According to BloombergLaw, since its approval the bill has seen an aggressive lobbying campaign from those for and against it. Recently, Hochul has come out favoring Corporate lobbies, calling for a more “scaled-back version” of the bill. Corporate lobbies have advocated for a ban on non-compete agreements for low to middle-income workers, due to the higher amount of leverage high earners have.
Non-compete agreements often prohibit employees from working for a competitor after employment ends for a specific amount of time. In recent years a movement within the United States has begun to fight against these agreements, due to many believing them to be bad for employees.

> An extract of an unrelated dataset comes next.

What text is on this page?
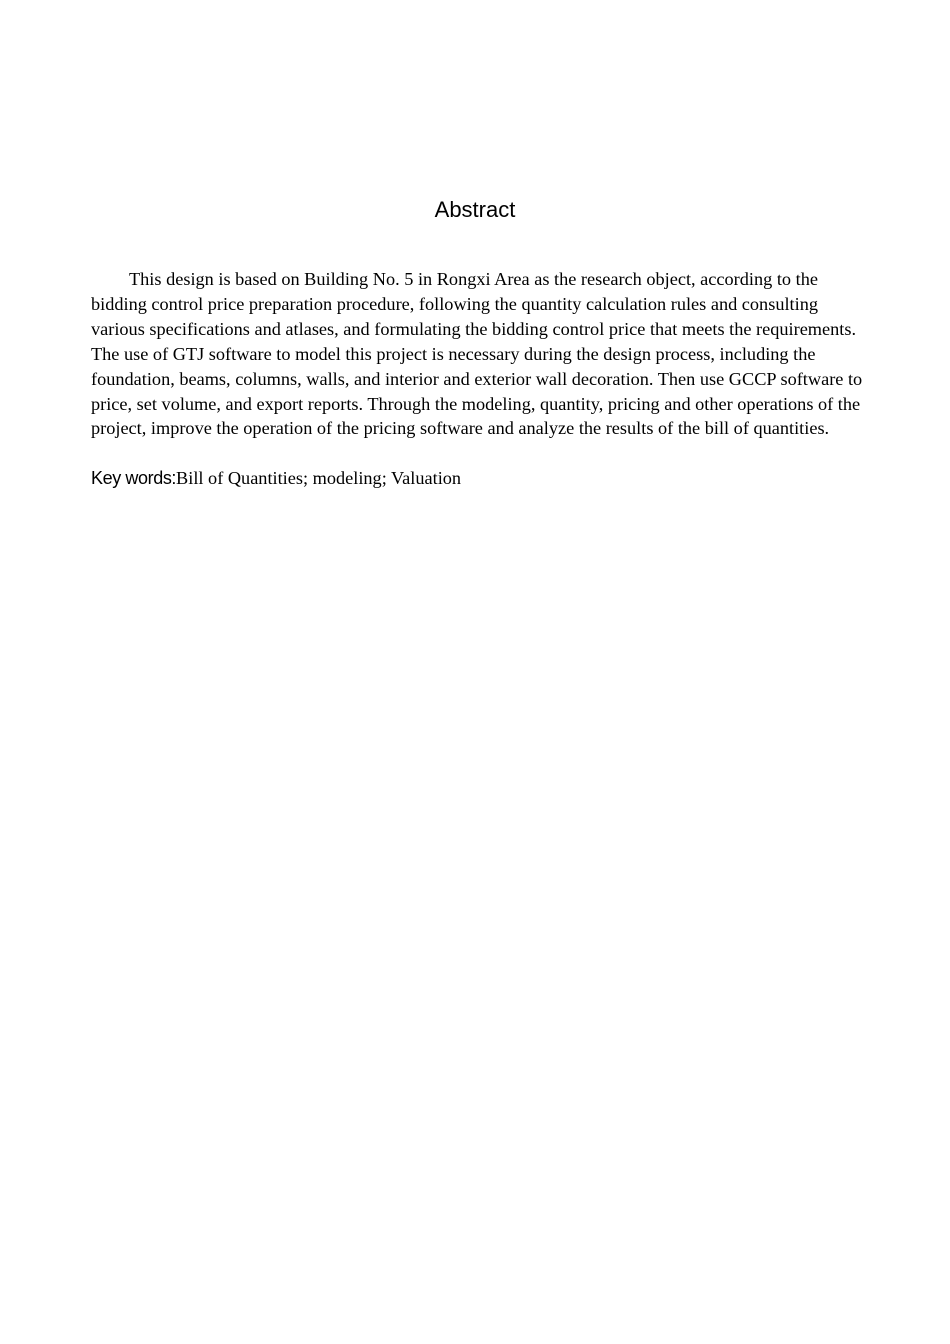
Abstract

This design is based on Building No. 5 in Rongxi Area as the research object, according to the bidding control price preparation procedure, following the quantity calculation rules and consulting various specifications and atlases, and formulating the bidding control price that meets the requirements. The use of GTJ software to model this project is necessary during the design process, including the foundation, beams, columns, walls, and interior and exterior wall decoration. Then use GCCP software to price, set volume, and export reports. Through the modeling, quantity, pricing and other operations of the project, improve the operation of the pricing software and analyze the results of the bill of quantities.

Key words:Bill of Quantities; modeling; Valuation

For Hochul, these revisions are necessary to keep workers in their state.
“What I’m looking at right now is striking the right balance between protecting low and middle-income workers, giving them flexibility to have mobility to go from job to job as they continue up the ladder of success,” said Hochul last Thursday to reporters. “But those who are successful have a lot more negotiation power, and they’re at the industries that are an important part of our economy here in New York.”
“I’m not so worried about the very wealthy, well-taken care of, Wall Street, hedge fund, finance, top-paid lawyers. They can take care of themselves,” she continued.
Hochul proposed salaries starting at around $250,000 would begin to see non-compete agreements. While it isn’t a complete ban, it’s a clear compromise that will have a positive impact on workers. But for those in favor of the initial bill, a compromise would miss a huge opportunity.
If the bill goes forward unchanged, New York could join California, Minnesota, North Dakota, and Oklahoma as one of the few states that has completely banned non-compete agreements.